The current literature on EEG oscillations related to semantic memory
mostly involves studies on young adults. There are a few EEG studies
examining time-frequency responses directly elicited by semantic tasks
in normal aging or pathological aging (e.g., MCI) (Markiewicz et al.,
2021; Poulisse et al., 2020; Packard et al., 2020; Mazaheri et al.,
2018), and none have compared such effects across normal and
pathological aging. Since there is not sufficient literature to guide an
adequately-informed a priori hypothesis to focus on specific
frequency bands or time frames, we used a data-driven approach based on
permutation tests to examine neural oscillations on the SORT task.

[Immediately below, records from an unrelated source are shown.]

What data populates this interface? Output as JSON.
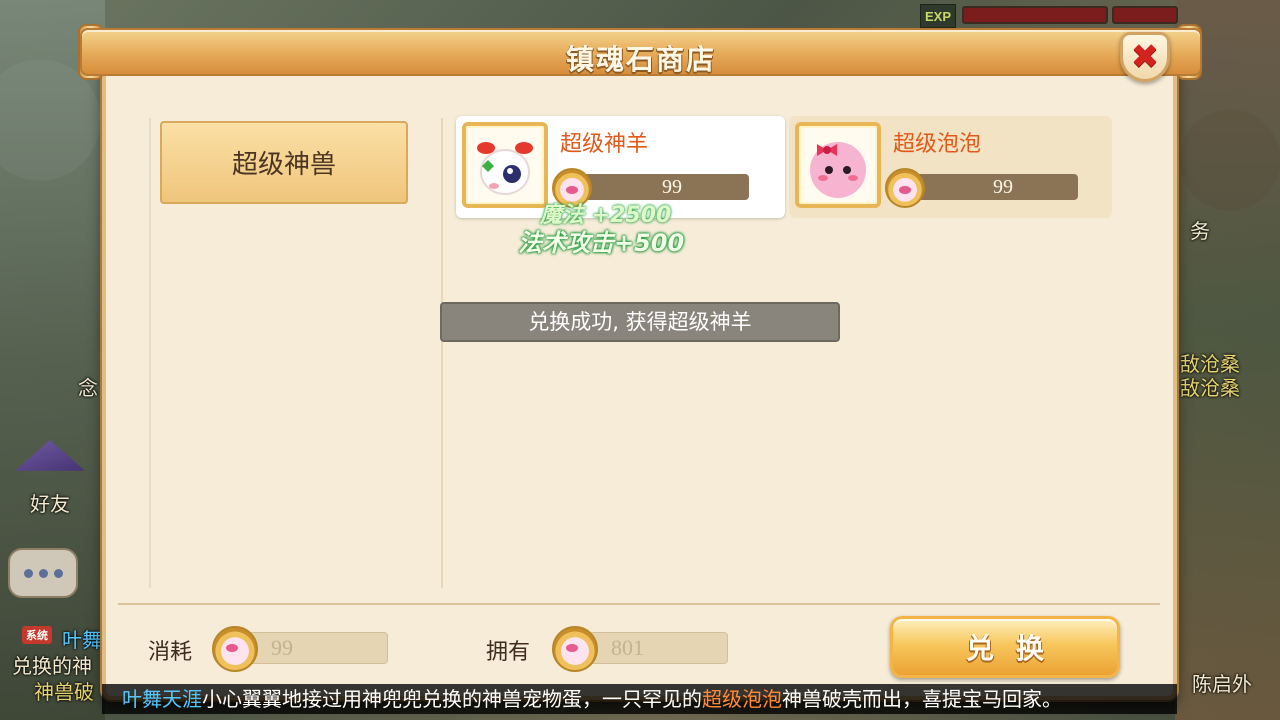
{
  "window": {
    "title": "镇魂石商店"
  },
  "hud": {
    "exp_label": "EXP"
  },
  "side_texts": {
    "friend": "好友",
    "system_tag": "系统",
    "left_line1": "兑换的神",
    "left_line2": "神兽破",
    "left_name": "叶舞",
    "left_misc": "念",
    "right_a": "敌沧桑",
    "right_b": "敌沧桑",
    "right_task": "务",
    "right_name": "陈启外"
  },
  "categories": [
    {
      "label": "超级神兽",
      "selected": true
    }
  ],
  "items": [
    {
      "name": "超级神羊",
      "price": "99",
      "selected": true,
      "icon": "sheep-pet-icon"
    },
    {
      "name": "超级泡泡",
      "price": "99",
      "selected": false,
      "icon": "bubble-pet-icon"
    }
  ],
  "floating_stats": {
    "magic": "魔法 +2500",
    "spell_attack": "法术攻击+500"
  },
  "toast": "兑换成功, 获得超级神羊",
  "footer": {
    "cost_label": "消耗",
    "cost_value": "99",
    "own_label": "拥有",
    "own_value": "801",
    "exchange_label_1": "兑",
    "exchange_label_2": "换",
    "currency_icon": "soul-stone-coin-icon"
  },
  "marquee": {
    "player": "叶舞天涯",
    "text_a": "小心翼翼地接过用神兜兜兑换的神兽宠物蛋，一只罕见的",
    "pet": "超级泡泡",
    "text_b": "神兽破壳而出，喜提宝马回家。"
  },
  "colors": {
    "accent": "#e6aa59",
    "panel": "#f6ecd8",
    "item_name": "#e05a1c",
    "close": "#d4231d"
  }
}
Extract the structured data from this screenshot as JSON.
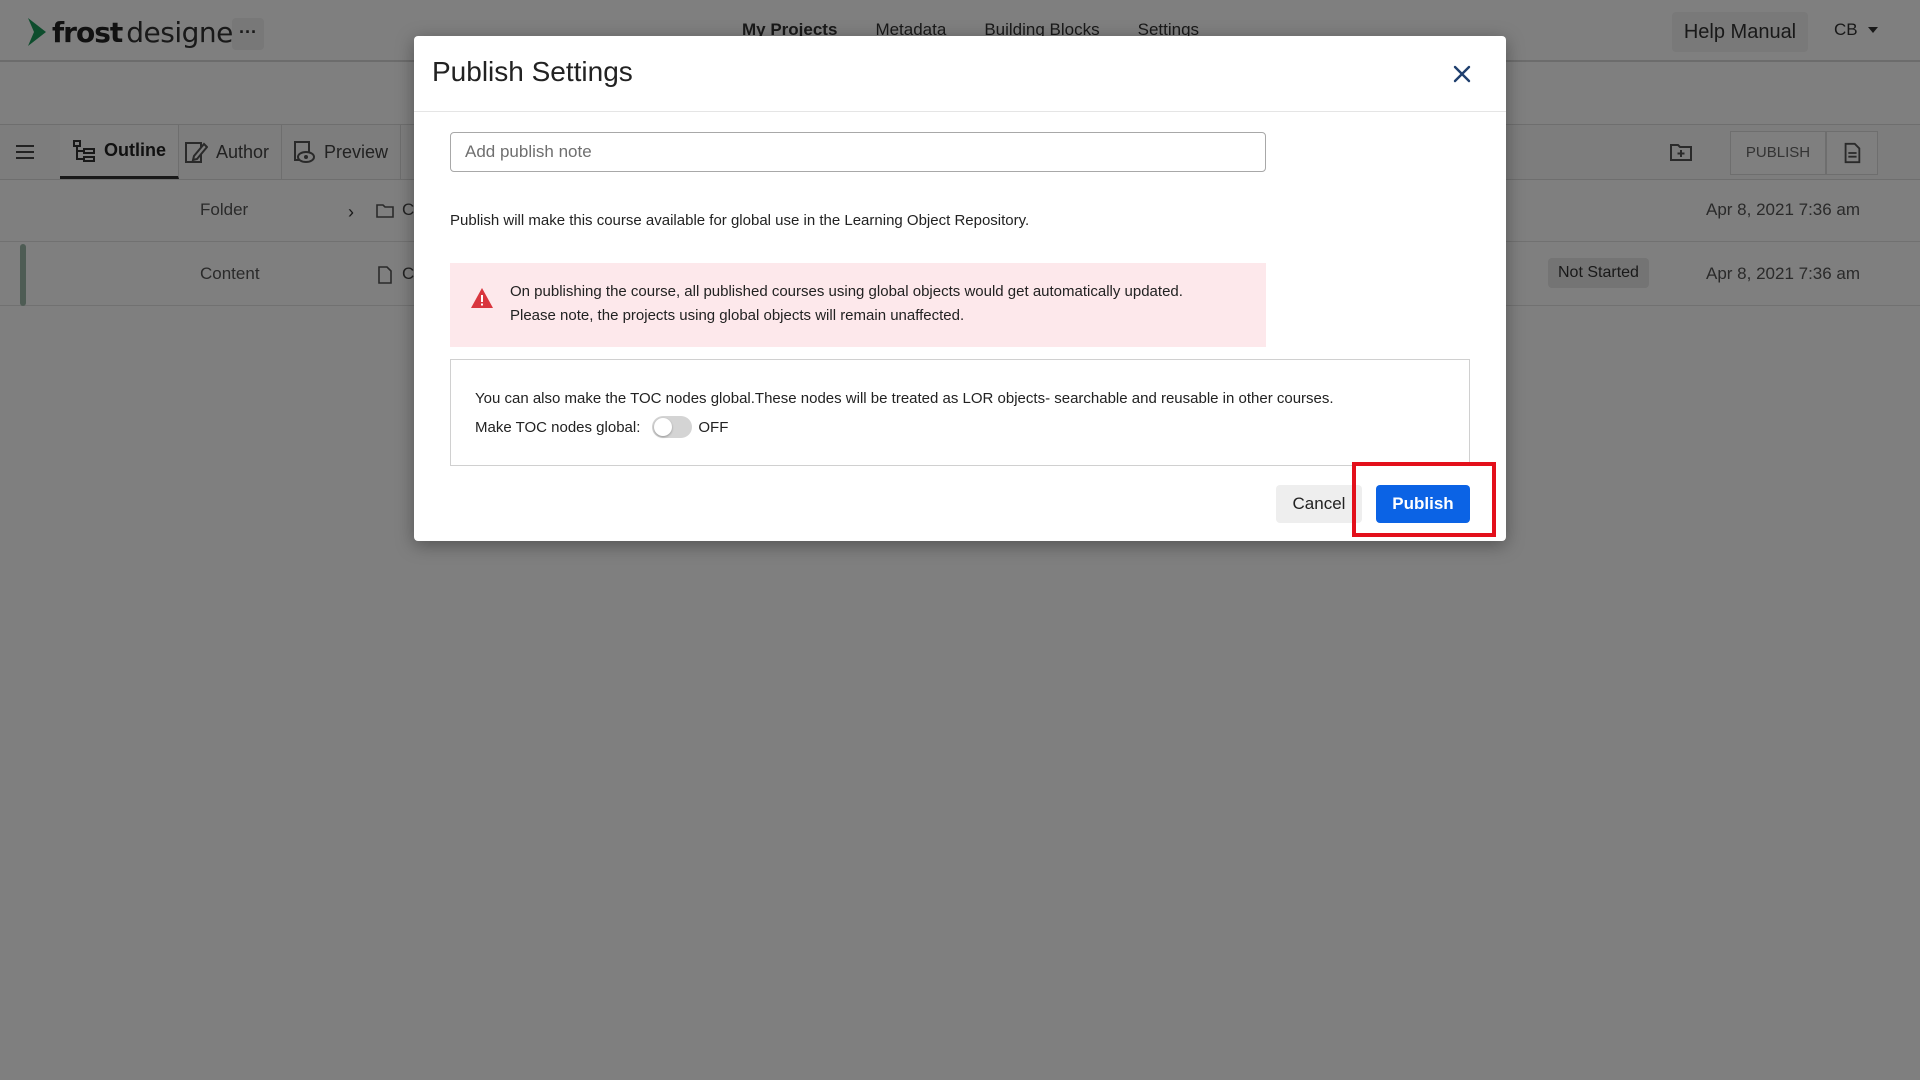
{
  "app": {
    "logo_bold": "frost",
    "logo_light": "designer",
    "more_label": "···",
    "nav": [
      "My Projects",
      "Metadata",
      "Building Blocks",
      "Settings"
    ],
    "help_label": "Help Manual",
    "user_initials": "CB"
  },
  "toolbar": {
    "tabs": [
      "Outline",
      "Author",
      "Preview"
    ],
    "publish_label": "PUBLISH"
  },
  "rows": [
    {
      "type": "Folder",
      "name_fragment": "C",
      "status": "",
      "date": "Apr 8, 2021 7:36 am"
    },
    {
      "type": "Content",
      "name_fragment": "C",
      "status": "Not Started",
      "date": "Apr 8, 2021 7:36 am"
    }
  ],
  "modal": {
    "title": "Publish Settings",
    "note_placeholder": "Add publish note",
    "info": "Publish will make this course available for global use in the Learning Object Repository.",
    "alert_line1": "On publishing the course, all published courses using global objects would get automatically updated.",
    "alert_line2": "Please note, the projects using global objects will remain unaffected.",
    "toc_text": "You can also make the TOC nodes global.These nodes will be treated as LOR objects- searchable and reusable in other courses.",
    "toc_label": "Make TOC nodes global:",
    "toggle_state": "OFF",
    "cancel_label": "Cancel",
    "publish_label": "Publish"
  },
  "colors": {
    "primary": "#0b63e5",
    "alert_bg": "#fde8eb",
    "alert_icon": "#d9363e",
    "highlight": "#e3101b",
    "logo_mark": "#1d9a5b"
  }
}
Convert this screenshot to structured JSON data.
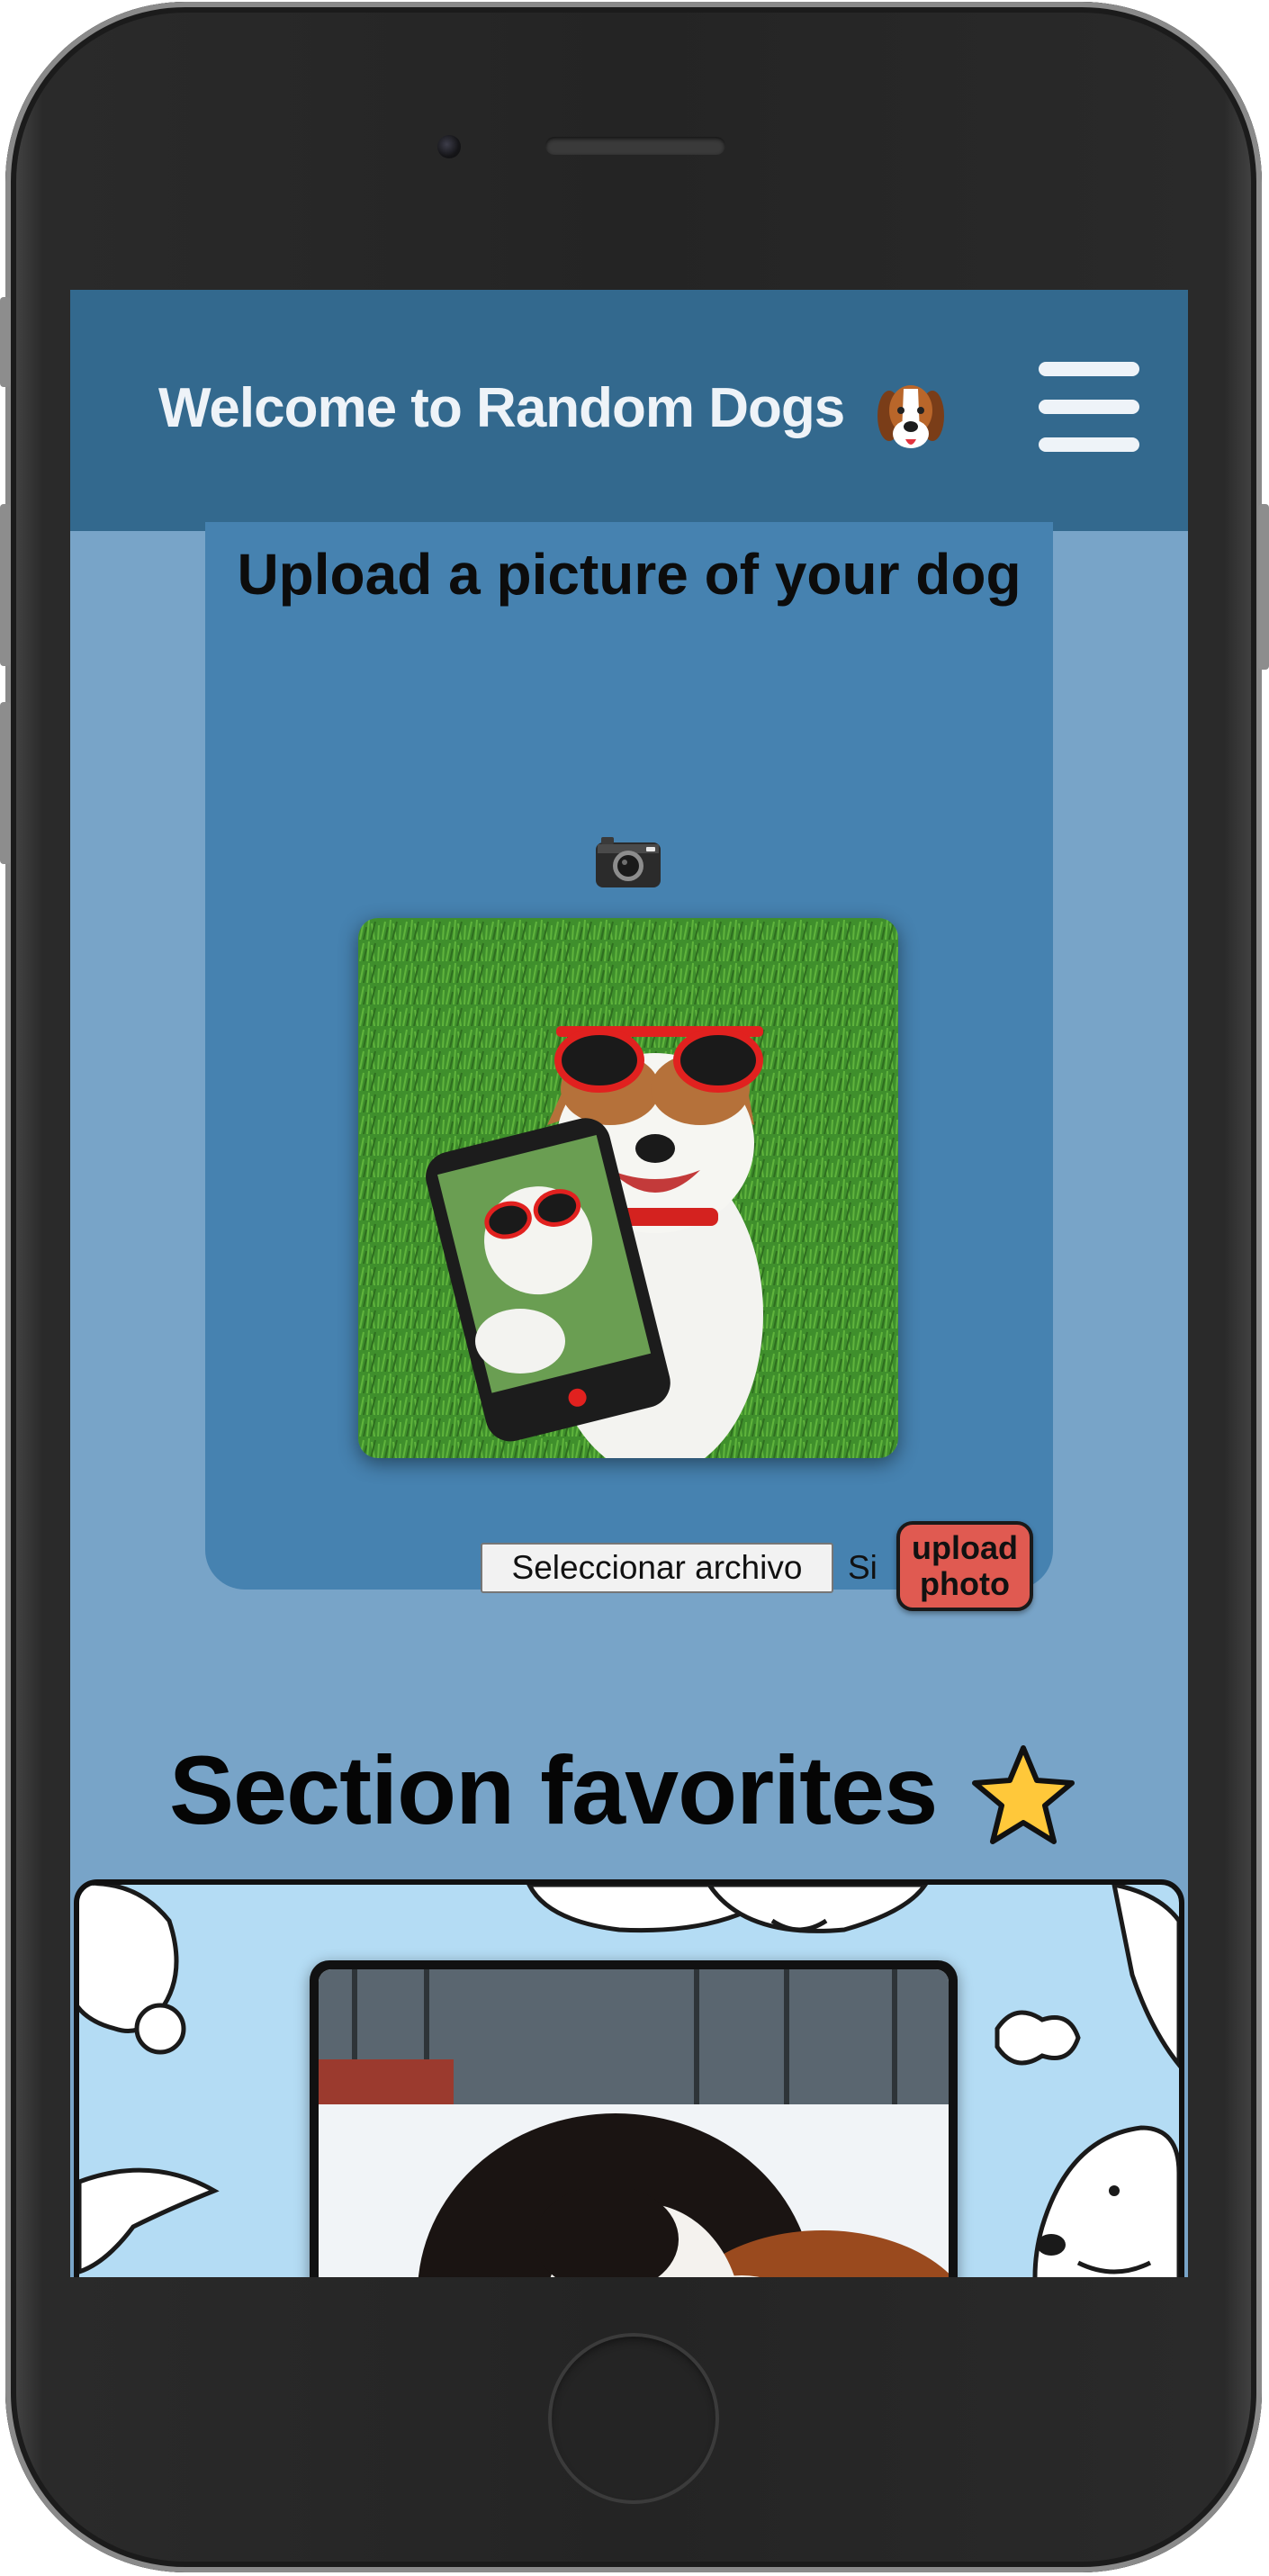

Our goals were to examine (1) normal aging effects by comparing younger
to cognitively normal older adults and (2) pathological aging effects by
comparing cognitively normal older adults to individuals with MCI. Our
general hypothesis was that changes would be observable at the neural
level with no differences in behavioral performance for normal aging
effects. In contrast, we expected changes both in task performance and
neural oscillations in older adults with MCI compared to their age- and
education-matched cognitively normal controls.